Former Chancellor says that early spending cuts may tip economy back into recession.

Ken Clarke has become the first cabinet minister to warn that Britain could fall back into recession as a result of the dramatic spending cuts and tax rises announced in George Osborne's emergency Budget.

In an appearance on BBC Radio 4's Any Questions, the Justice Secretary said that a double-dip recession was "quite possible still" and that no one could be sure of the effect Osborne's policies would have on growth.

"If we didn't do it (deficit reduction), my judgement is that interest rates would soar and if you want to stop recovery, if you want to make double-dip recession certain, and it's quite possible still, let British interest rates go up," he said.

He added: "My hope and my forecast is that we won't, but no one's sure."

As Chancellor during the last major period of fiscal retrenchment, Clarke's words carry weight in the Conservative Party and in the City of London and will increase market uncertainty.

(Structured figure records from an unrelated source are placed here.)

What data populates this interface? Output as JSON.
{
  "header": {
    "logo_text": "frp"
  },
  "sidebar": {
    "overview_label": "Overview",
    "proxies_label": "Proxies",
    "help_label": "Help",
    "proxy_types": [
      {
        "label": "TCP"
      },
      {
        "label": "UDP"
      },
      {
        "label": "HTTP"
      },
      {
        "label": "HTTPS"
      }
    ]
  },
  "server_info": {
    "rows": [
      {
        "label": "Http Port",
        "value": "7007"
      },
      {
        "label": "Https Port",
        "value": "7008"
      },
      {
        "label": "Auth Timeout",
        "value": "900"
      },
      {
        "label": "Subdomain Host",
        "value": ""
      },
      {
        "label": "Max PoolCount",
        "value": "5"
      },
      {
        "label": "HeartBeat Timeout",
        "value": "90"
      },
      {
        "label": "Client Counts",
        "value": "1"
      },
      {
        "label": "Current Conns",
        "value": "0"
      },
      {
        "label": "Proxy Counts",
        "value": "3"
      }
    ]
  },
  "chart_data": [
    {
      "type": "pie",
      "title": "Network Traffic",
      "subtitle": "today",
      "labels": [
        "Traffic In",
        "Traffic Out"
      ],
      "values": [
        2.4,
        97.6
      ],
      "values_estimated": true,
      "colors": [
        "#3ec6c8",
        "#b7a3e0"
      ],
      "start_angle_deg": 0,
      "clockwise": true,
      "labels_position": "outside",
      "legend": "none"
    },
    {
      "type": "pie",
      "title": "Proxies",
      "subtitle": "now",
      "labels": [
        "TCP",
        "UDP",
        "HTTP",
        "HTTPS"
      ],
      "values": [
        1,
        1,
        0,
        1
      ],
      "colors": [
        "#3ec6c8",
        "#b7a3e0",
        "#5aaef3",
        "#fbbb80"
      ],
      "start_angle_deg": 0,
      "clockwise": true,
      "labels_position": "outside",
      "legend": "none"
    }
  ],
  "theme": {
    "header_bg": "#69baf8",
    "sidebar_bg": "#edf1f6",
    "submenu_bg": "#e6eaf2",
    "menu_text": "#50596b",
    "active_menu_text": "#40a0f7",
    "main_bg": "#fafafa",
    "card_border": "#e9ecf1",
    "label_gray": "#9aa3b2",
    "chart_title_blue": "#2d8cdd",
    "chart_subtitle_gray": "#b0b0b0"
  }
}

His comments came as divisions between the US and Europe over economic policy burst into the open at the G20 summit in Toronto.

President Obama has warned of the dangers of a double-dip recession if all countries start to cut spending at once but leading European economies, especially Germany, are accelerating the pace of deficit reduction.

David Cameron insisted that he was not at odds with Obama over the timing and pace of spending cuts.

"The risk to us - which the Americans and others recognise - is not taking action," Cameron said. "I think that the G8 will conclude that those countries with the worst problems need to accelerate their actions, which is what we have done."

In an open letter to G20 leaders last week, Obama warned that cutting spending too quickly could "result in renewed economic hardship and recession".

As a result of the measures announced by Osborne in Tuesday's Budget, the Office for Budget Responsibility downgraded its growth forecast for this year from 1.3 per cent to 1.2 per cent.

But economists including David Blanchflower, a former member of the Bank of England's monetary policy committee, and Robert Skidelsky, the author of a three-volume biography of John Maynard Keynes, have warned that withdrawing fiscal stimulus, at a time when the private sector remains depressed, could tip the economy back into recession.

George Eaton is political editor of the New Statesman.